The late Captain Paul Tibbets (pictured), who piloted the plane that dropped the first atomic bomb, remained unconvinced by latter day critics who questioned the weapon’s use:
“I have been convinced that we saved more lives than we took,” he said, referring to both American and Japanese casualties from an invasion of Japan. “It would have been morally wrong if we’d have had that weapon and not used it and let a million more people die.”Such common sense doesn’t dent the thick belief system of the President, however.
Paul W. Tibbets Jr., Pilot of Enola Gay, Dies at 92, New York Times, November 1, 2007
Son of Pilot Who Dropped A-Bomb Opposes Plan to Send U.S. Delegation to Hiroshima Ceremony, Fox News, August 4, 2010
The son of the U.S. Air Force pilot who dropped the first atomic bomb in the history of warfare says the Obama administration’s decision to send a U.S. delegation to a ceremony in Japan to mark the 65th anniversary of the attack on Hiroshima is an “unsaid apology” and appears to be an attempt to “rewrite history.”
James Tibbets, son of Brig. Gen. Paul W. Tibbets, Jr., says Friday’s visit to Hiroshima by U.S. Ambassador John Roos is an act of contrition that his late father would never have approved.
“It’s an unsaid apology,” Tibbets, 66, told FoxNews.com from his home in Georgiana, Ala. “Why wouldn’t it be? Why would [Roos] go? It doesn’t make any sense.
“I know it’s the anniversary, but I don’t know what the hell they’re trying to do. It needs to be left alone. The war is over.”
Tibbets, whose father died in 2007 at the age of 92, said he receives dozens of calls from veterans every year around this time thanking him for his father’s service.
“‘If it wasn’t for your dad, I wouldn’t be here,’” Tibbets said many veterans tell him. “This has been going on since he dropped that bomb.”
Tibbets said he sees Roos’ impending visit — it will be the first time the U.S. has sent a delegation to the anniversary commemoration in Hiroshima — as an attempt to revise history.
“It’s making the Japanese look like they’re the poor people, like they didn’t do anything,” he said. “They hit Pearl Harbor, they struck us. We didn’t slaughter the Japanese — we stopped the war.”

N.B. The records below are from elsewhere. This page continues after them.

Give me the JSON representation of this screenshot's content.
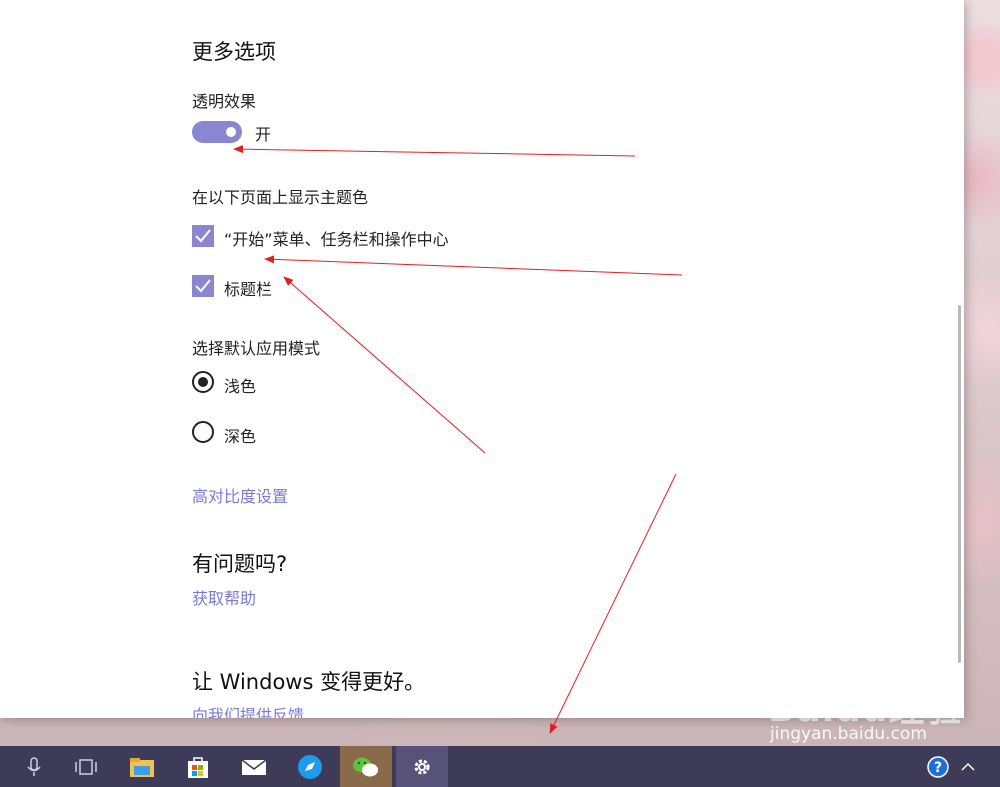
{
  "settings": {
    "more_options_title": "更多选项",
    "transparency_label": "透明效果",
    "transparency_state": "开",
    "accent_surfaces_label": "在以下页面上显示主题色",
    "checkbox_start_taskbar": "“开始”菜单、任务栏和操作中心",
    "checkbox_title_bars": "标题栏",
    "app_mode_label": "选择默认应用模式",
    "radio_light": "浅色",
    "radio_dark": "深色",
    "high_contrast_link": "高对比度设置",
    "question_title": "有问题吗?",
    "get_help_link": "获取帮助",
    "feedback_title": "让 Windows 变得更好。",
    "feedback_link": "向我们提供反馈"
  },
  "state": {
    "transparency_on": true,
    "start_taskbar_checked": true,
    "title_bars_checked": true,
    "app_mode_selected": "浅色"
  },
  "colors": {
    "accent": "#8b86d2",
    "link": "#7a7ad6",
    "taskbar": "#3d3b58",
    "annotation_arrow": "#e02020"
  },
  "watermark": {
    "brand": "Baidu经验",
    "url": "jingyan.baidu.com"
  },
  "taskbar": {
    "icons": [
      "microphone-icon",
      "task-view-icon",
      "file-explorer-icon",
      "store-icon",
      "mail-icon",
      "browser-icon",
      "wechat-icon",
      "settings-gear-icon"
    ],
    "tray_icons": [
      "help-icon",
      "chevron-up-icon"
    ]
  }
}
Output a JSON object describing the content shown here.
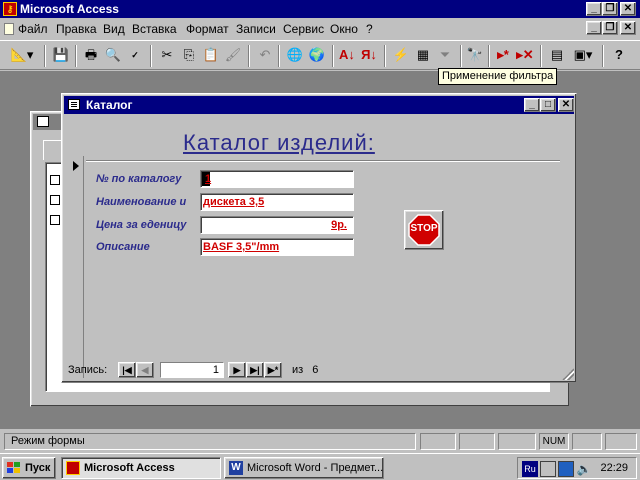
{
  "app": {
    "title": "Microsoft Access"
  },
  "menu": [
    "Файл",
    "Правка",
    "Вид",
    "Вставка",
    "Формат",
    "Записи",
    "Сервис",
    "Окно",
    "?"
  ],
  "tooltip": "Применение фильтра",
  "form_window": {
    "title": "Каталог",
    "heading": "Каталог изделий:",
    "fields": [
      {
        "label": "№ по каталогу",
        "value": "1"
      },
      {
        "label": "Наименование и",
        "value": "дискета  3,5"
      },
      {
        "label": "Цена за еденицу",
        "value": "9р."
      },
      {
        "label": "Описание",
        "value": "BASF  3,5\"/mm"
      }
    ],
    "stop_label": "STOP"
  },
  "record_nav": {
    "label": "Запись:",
    "current": "1",
    "of_label": "из",
    "total": "6"
  },
  "statusbar": {
    "text": "Режим формы",
    "num": "NUM"
  },
  "taskbar": {
    "start": "Пуск",
    "tasks": [
      "Microsoft Access",
      "Microsoft Word - Предмет..."
    ],
    "lang": "Ru",
    "time": "22:29"
  },
  "colors": {
    "titlebar": "#000080",
    "form_text": "#2b2b8c",
    "field_value": "#d00000",
    "stop_sign": "#d00000"
  }
}
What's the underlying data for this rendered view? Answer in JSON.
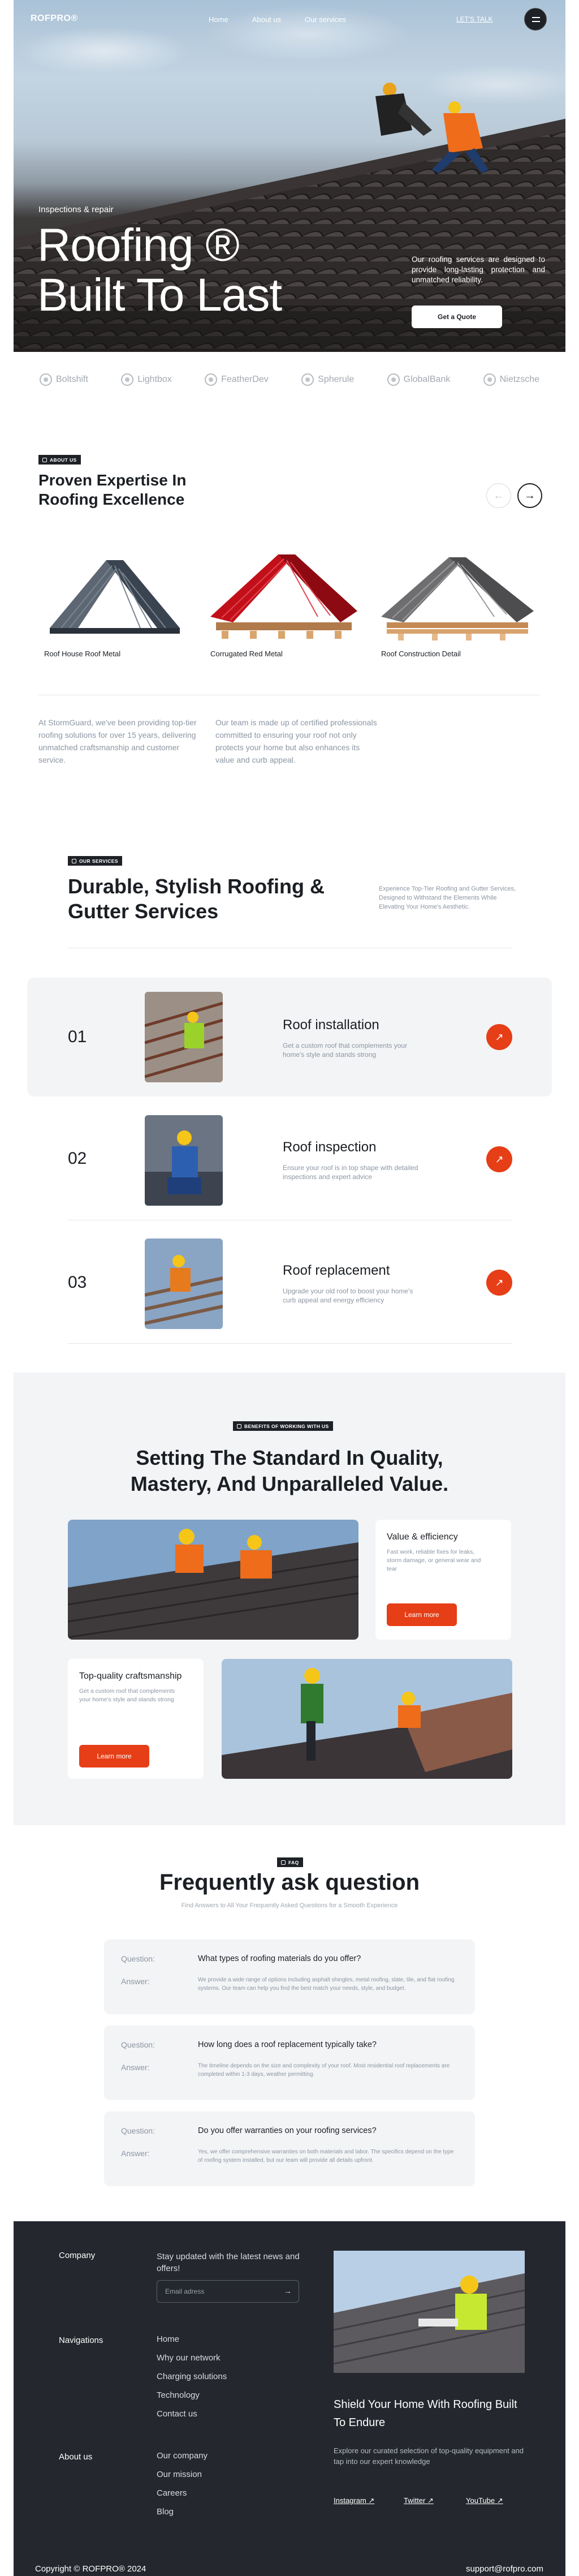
{
  "header": {
    "logo": "ROFPRO®",
    "nav": [
      "Home",
      "About us",
      "Our services"
    ],
    "cta": "LET'S TALK"
  },
  "hero": {
    "eyebrow": "Inspections & repair",
    "title_line1": "Roofing ®",
    "title_line2": "Built To Last",
    "description": "Our roofing services are designed to provide long-lasting protection and unmatched reliability.",
    "button": "Get a Quote"
  },
  "brands": [
    "Boltshift",
    "Lightbox",
    "FeatherDev",
    "Spherule",
    "GlobalBank",
    "Nietzsche"
  ],
  "about": {
    "tag": "ABOUT US",
    "title": "Proven Expertise In Roofing Excellence",
    "products": [
      "Roof House Roof Metal",
      "Corrugated Red Metal",
      "Roof Construction Detail"
    ],
    "text_left": "At StormGuard, we've been providing top-tier roofing solutions for over 15 years, delivering unmatched craftsmanship and customer service.",
    "text_right": "Our team is made up of certified professionals committed to ensuring your roof not only protects your home but also enhances its value and curb appeal."
  },
  "services": {
    "tag": "OUR SERVICES",
    "title": "Durable, Stylish Roofing & Gutter Services",
    "side_text": "Experience Top-Tier Roofing and Gutter Services, Designed to Withstand the Elements While Elevating Your Home's Aesthetic.",
    "items": [
      {
        "num": "01",
        "name": "Roof installation",
        "desc": "Get a custom roof that complements your home's style and stands strong"
      },
      {
        "num": "02",
        "name": "Roof inspection",
        "desc": "Ensure your roof is in top shape with detailed inspections and expert advice"
      },
      {
        "num": "03",
        "name": "Roof replacement",
        "desc": "Upgrade your old roof to boost your home's curb appeal and energy efficiency"
      }
    ]
  },
  "benefits": {
    "tag": "BENEFITS OF WORKING WITH US",
    "title_line1": "Setting The Standard In Quality,",
    "title_line2": "Mastery, And Unparalleled Value.",
    "card1": {
      "title": "Value & efficiency",
      "desc": "Fast work, reliable fixes for leaks, storm damage, or general wear and tear",
      "button": "Learn more"
    },
    "card2": {
      "title": "Top-quality craftsmanship",
      "desc": "Get a custom roof that complements your home's style and stands strong",
      "button": "Learn more"
    }
  },
  "faq": {
    "tag": "FAQ",
    "title": "Frequently ask question",
    "subtitle": "Find Answers to All Your Frequently Asked Questions for a Smooth Experience",
    "question_label": "Question:",
    "answer_label": "Answer:",
    "items": [
      {
        "q": "What types of roofing materials do you offer?",
        "a": "We provide a wide range of options including asphalt shingles, metal roofing, slate, tile, and flat roofing systems. Our team can help you find the best match your needs, style, and budget."
      },
      {
        "q": "How long does a roof replacement typically take?",
        "a": "The timeline depends on the size and complexity of your roof. Most residential roof replacements are completed within 1-3 days, weather permitting."
      },
      {
        "q": "Do you offer warranties on your roofing services?",
        "a": "Yes, we offer comprehensive warranties on both materials and labor. The specifics depend on the type of roofing system installed, but our team will provide all details upfront."
      }
    ]
  },
  "footer": {
    "company_heading": "Company",
    "newsletter": "Stay updated with the latest news and offers!",
    "email_placeholder": "Email adress",
    "nav_heading": "Navigations",
    "nav_links": [
      "Home",
      "Why our network",
      "Charging solutions",
      "Technology",
      "Contact us"
    ],
    "about_heading": "About us",
    "about_links": [
      "Our company",
      "Our mission",
      "Careers",
      "Blog"
    ],
    "cta_title": "Shield Your Home With Roofing Built To Endure",
    "cta_desc": "Explore our curated selection of top-quality equipment and tap into our expert knowledge",
    "social": [
      "Instagram",
      "Twitter",
      "YouTube"
    ],
    "copyright": "Copyright © ROFPRO® 2024",
    "email": "support@rofpro.com"
  },
  "colors": {
    "accent": "#e63e16",
    "dark": "#24282e",
    "light_bg": "#f3f4f6"
  }
}
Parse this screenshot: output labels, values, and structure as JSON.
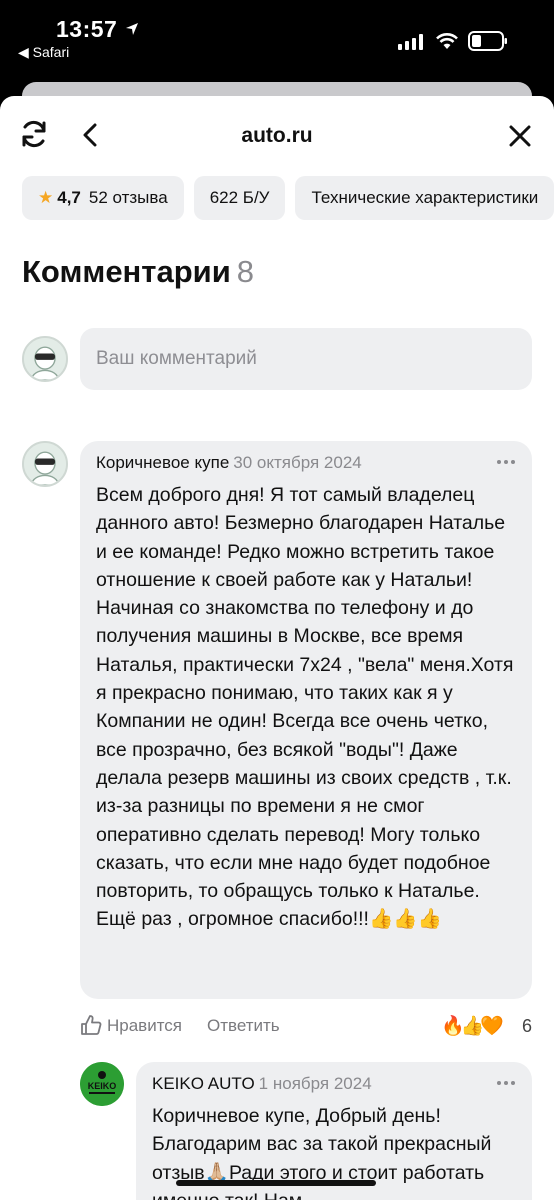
{
  "status_bar": {
    "time": "13:57",
    "back_app": "◀ Safari"
  },
  "nav": {
    "title": "auto.ru"
  },
  "chips": {
    "rating": "4,7",
    "reviews": "52 отзыва",
    "used": "622 Б/У",
    "specs": "Технические характеристики"
  },
  "comments_section": {
    "title": "Комментарии",
    "count": "8",
    "input_placeholder": "Ваш комментарий"
  },
  "comments": [
    {
      "author": "Коричневое купе",
      "date": "30 октября 2024",
      "text": "Всем доброго дня! Я тот самый владелец данного авто! Безмерно благодарен Наталье и ее команде! Редко можно встретить такое отношение к своей работе как у Натальи! Начиная со знакомства по телефону и до получения машины в Москве, все время Наталья, практически 7х24 , \"вела\" меня.Хотя я прекрасно понимаю, что таких как я у Компании не один! Всегда все очень четко, все прозрачно, без всякой \"воды\"! Даже делала резерв машины из своих средств , т.к. из-за разницы по времени я не смог оперативно сделать перевод! Могу только сказать, что если мне надо будет подобное повторить, то обращусь только к Наталье. Ещё раз , огромное спасибо!!!👍👍👍",
      "like_label": "Нравится",
      "reply_label": "Ответить",
      "reactions": "🔥👍🧡",
      "reactions_count": "6"
    },
    {
      "author": "KEIKO AUTO",
      "date": "1 ноября 2024",
      "avatar_text": "KEIKO",
      "text": "Коричневое купе, Добрый день! Благодарим вас за такой прекрасный отзыв🙏🏼Ради этого и стоит работать именно так! Нам"
    }
  ],
  "colors": {
    "bubble": "#eeeff1",
    "star": "#f5a623",
    "keiko_green": "#2c9e33"
  }
}
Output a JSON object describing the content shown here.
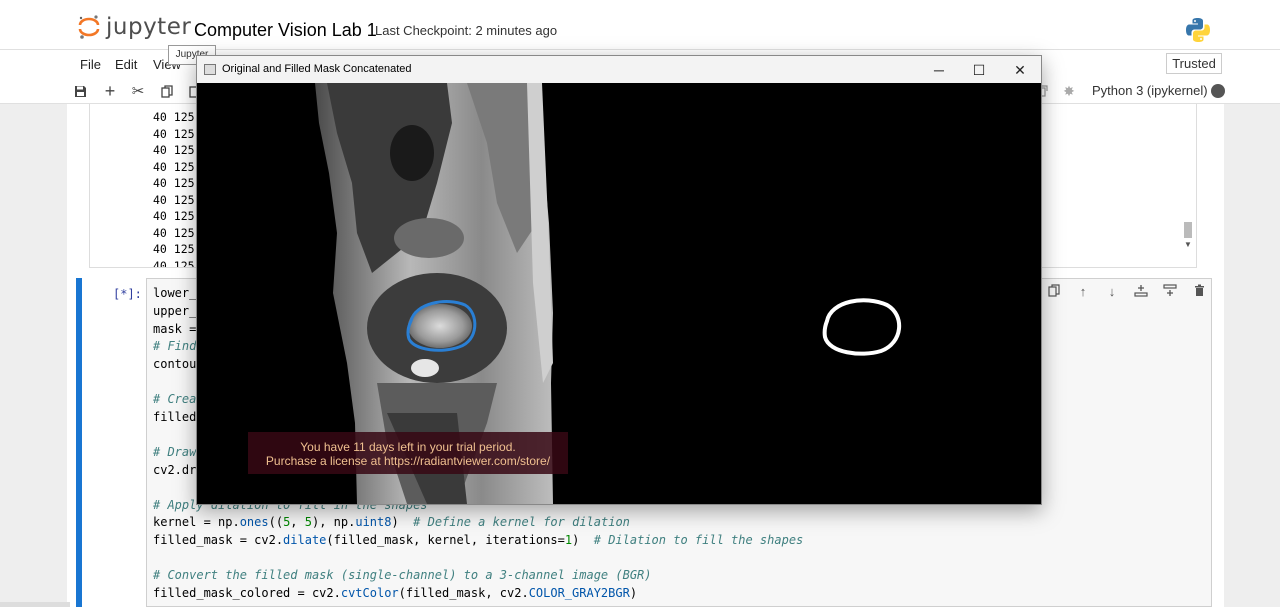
{
  "header": {
    "logo_text": "jupyter",
    "notebook_title": "Computer Vision Lab 1",
    "checkpoint": "Last Checkpoint: 2 minutes ago",
    "tooltip": "Jupyter",
    "python_logo_icon": "python-logo-icon"
  },
  "menubar": {
    "items": [
      "File",
      "Edit",
      "View"
    ],
    "trusted": "Trusted"
  },
  "toolbar": {
    "icons": [
      "save-icon",
      "add-icon",
      "cut-icon",
      "copy-icon",
      "paste-icon"
    ],
    "kernel_name": "Python 3 (ipykernel)",
    "kernel_status": "busy"
  },
  "output": {
    "lines": [
      "40 125",
      "40 125",
      "40 125",
      "40 125",
      "40 125",
      "40 125",
      "40 125",
      "40 125",
      "40 125",
      "40 125"
    ]
  },
  "cell": {
    "prompt": "[*]:",
    "code_hidden": [
      "lower_",
      "upper_",
      "mask =",
      "# Find",
      "contour",
      "# Crea",
      "filled_",
      "# Draw",
      "cv2.dra"
    ],
    "code_visible": {
      "apply_comment": "# Apply dilation to fill in the shapes",
      "kernel_a": "kernel = np.",
      "kernel_fn": "ones",
      "kernel_b": "((",
      "kernel_n1": "5",
      "kernel_c": ", ",
      "kernel_n2": "5",
      "kernel_d": "), np.",
      "kernel_fn2": "uint8",
      "kernel_e": ")  ",
      "kernel_comment": "# Define a kernel for dilation",
      "dilate_a": "filled_mask = cv2.",
      "dilate_fn": "dilate",
      "dilate_b": "(filled_mask, kernel, iterations=",
      "dilate_n": "1",
      "dilate_c": ")  ",
      "dilate_comment": "# Dilation to fill the shapes",
      "convert_comment": "# Convert the filled mask (single-channel) to a 3-channel image (BGR)",
      "color_a": "filled_mask_colored = cv2.",
      "color_fn": "cvtColor",
      "color_b": "(filled_mask, cv2.",
      "color_const": "COLOR_GRAY2BGR",
      "color_c": ")"
    }
  },
  "window": {
    "title": "Original and Filled Mask Concatenated",
    "trial_line1": "You have 11 days left in your trial period.",
    "trial_line2": "Purchase a license at https://radiantviewer.com/store/"
  },
  "colors": {
    "accent": "#1976d2",
    "prompt": "#303f9f",
    "contour": "#2a7fd4",
    "kernel_busy": "#555555"
  }
}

Roughly 140,000 people were killed or died within months after an American B-29 — nicknamed the Enola Gay — bombed Hiroshima on Aug. 6, 1945. Three days later, roughly 80,000 people died when the U.S. dropped a second bomb on Nagasaki. Japan surrendered nine days later, bringing an end to World War II.
White House officials on Wednesday referred calls to the State Department, which did not respond to several inquiries about how the decision was made or if national veterans organizations were contacted prior to the announcement that a delegation would attend the commemoration.
During Wednesday’s daily press briefing, State Department officials defended the visit, saying Roos’ attendance at the ceremony “was the right thing to do,” spokesman PJ Crowley said.
The ceremony will begin early Friday with the ringing of a bell and the release of doves. Roos visited Hiroshima weeks after he arrived in Tokyo as a U.S. ambassador last year, and the response was generally positive. […]
President Obama is expected to visit Japan in November, and calls have been growing there for him to visit Hiroshima and Nagasaki, since he has spoken of his vision of a nuclear-free world.
Tibbets said he hopes Obama will decide to forgo visiting to the two cities.
“What’s his purpose? I don’t know what it’d do,” Tibbet said. “History is history, the past is the past. You can’t change it and I don’t know why he’d visit Hiroshima and Nagasaki.
“This all sounds like, ‘Oh, we did you wrong.’ That’s what it sounds like.”